Nothing in this telling of the story leads us to think that Christ has been removed from his position of authority and glory at the right hand of God. He will be there, for the sake of his people, until the last enemy has been destroyed. What has changed is that the nations and cultures of the West no longer confess him as Lord. In political terms that may look and feel like “exile,” but the metaphor carries dubious connotations: we have been exiled from our homeland and hope to be allowed at some point to return to it.

There is also a risk, perhaps, that it will breed a defensive, separatist mentality—the beleaguered persecuted church against the world. Jeremiah’s letter to the exiles is not a missional text; it is a mandate for survival. Seek the welfare of the city because “in its welfare you will find your welfare” (Jer. 29:7). Build houses, grow food, have children and grandchildren in order that in seventy years there may be a surviving Jewish community to be brought back to the land (Jer. 29:10). But there is clearly the possibility of flourishing in exile, and Daniel and his colleagues turn out to be extremely successful Babylonian bureaucrats.

Part of my argument about same-sex relationships is that the church, as a community of new creation, ought to be in a position to model the best of the emerging secular, post-Christian anthropology, in order to transmit the original blessing of creation, always in piecemeal and impermanent fashion, to the world around us.

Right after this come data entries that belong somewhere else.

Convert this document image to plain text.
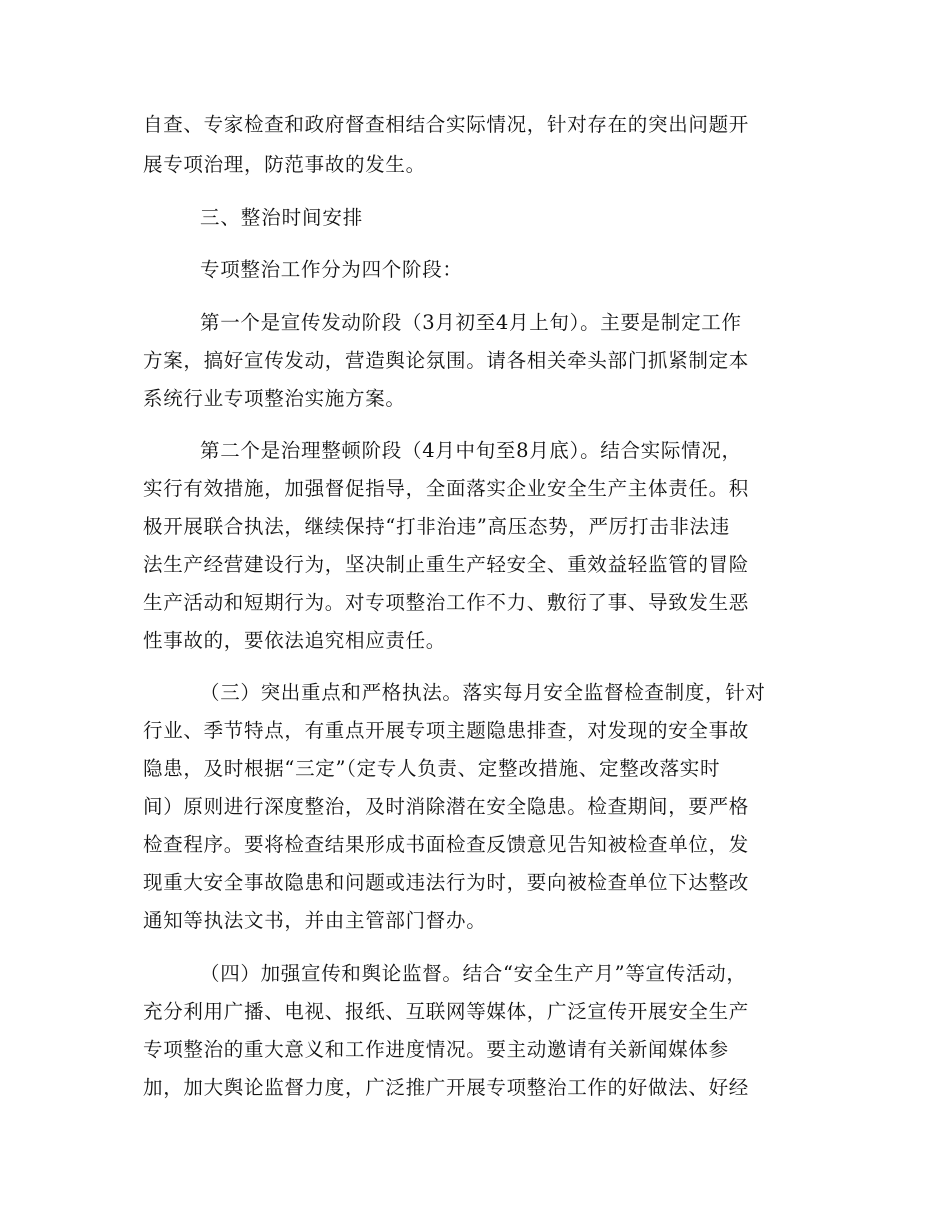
自查、专家检查和政府督查相结合实际情况，针对存在的突出问题开
展专项治理，防范事故的发生。
三、整治时间安排
专项整治工作分为四个阶段：
第一个是宣传发动阶段（3月初至4月上旬）。主要是制定工作
方案，搞好宣传发动，营造舆论氛围。请各相关牵头部门抓紧制定本
系统行业专项整治实施方案。
第二个是治理整顿阶段（4月中旬至8月底）。结合实际情况，
实行有效措施，加强督促指导，全面落实企业安全生产主体责任。积
极开展联合执法，继续保持“打非治违”高压态势，严厉打击非法违
法生产经营建设行为，坚决制止重生产轻安全、重效益轻监管的冒险
生产活动和短期行为。对专项整治工作不力、敷衍了事、导致发生恶
性事故的，要依法追究相应责任。
（三）突出重点和严格执法。落实每月安全监督检查制度，针对
行业、季节特点，有重点开展专项主题隐患排查，对发现的安全事故
隐患，及时根据“三定”（定专人负责、定整改措施、定整改落实时
间）原则进行深度整治，及时消除潜在安全隐患。检查期间，要严格
检查程序。要将检查结果形成书面检查反馈意见告知被检查单位，发
现重大安全事故隐患和问题或违法行为时，要向被检查单位下达整改
通知等执法文书，并由主管部门督办。
（四）加强宣传和舆论监督。结合“安全生产月”等宣传活动，
充分利用广播、电视、报纸、互联网等媒体，广泛宣传开展安全生产
专项整治的重大意义和工作进度情况。要主动邀请有关新闻媒体参
加，加大舆论监督力度，广泛推广开展专项整治工作的好做法、好经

So I think it may be preferable simply to think of the church as a priestly-prophetic people, called to serve the living God, in the midst of the nations and cultures in which we are—by whatever quirk of history—embedded. Christendom was not exactly an aberration. It was the concrete historical embodiment of the sovereignty of the God of Israel as determined by the ancient political context—the destruction of the great statue, the transfer of sovereignty from the beasts of pagan empire to a people who served the living God. But for all its immense theological and political significance, even that was only a chapter or two in the story of God and his people.

Jason Coates | Thu, 05/13/2021 - 14:12 | Permalink

Andrew, I saw this book and had to wonder if you had read it: 

“Pagans and Christians in the City: Culture Wars from the Tiber to the Potomac (Emory University Studies in Law and Religion) by Steven D. Smith ? 

@Jason Coates:

No, I haven’t read it and would struggle to get round to it at the moment. But it looks interesting. I’d love to hear from anyone who has read it.

According to the blurb on Amazon, he argues that “today’s culture wars can be seen as a reprise of the basic antagonism that pitted pagans against Christians in the Roman Empire.” Two things. First, if that is the case, the historical process is reversed: Christianity is rapidly becoming history, as classical paganism was two thousand years ago. Secondly, one could argue that progressive secularism is more like the ethical rationalism (eg. Marcus Aurelius?) that would have replaced paganism if Christianity hadn’t got there first.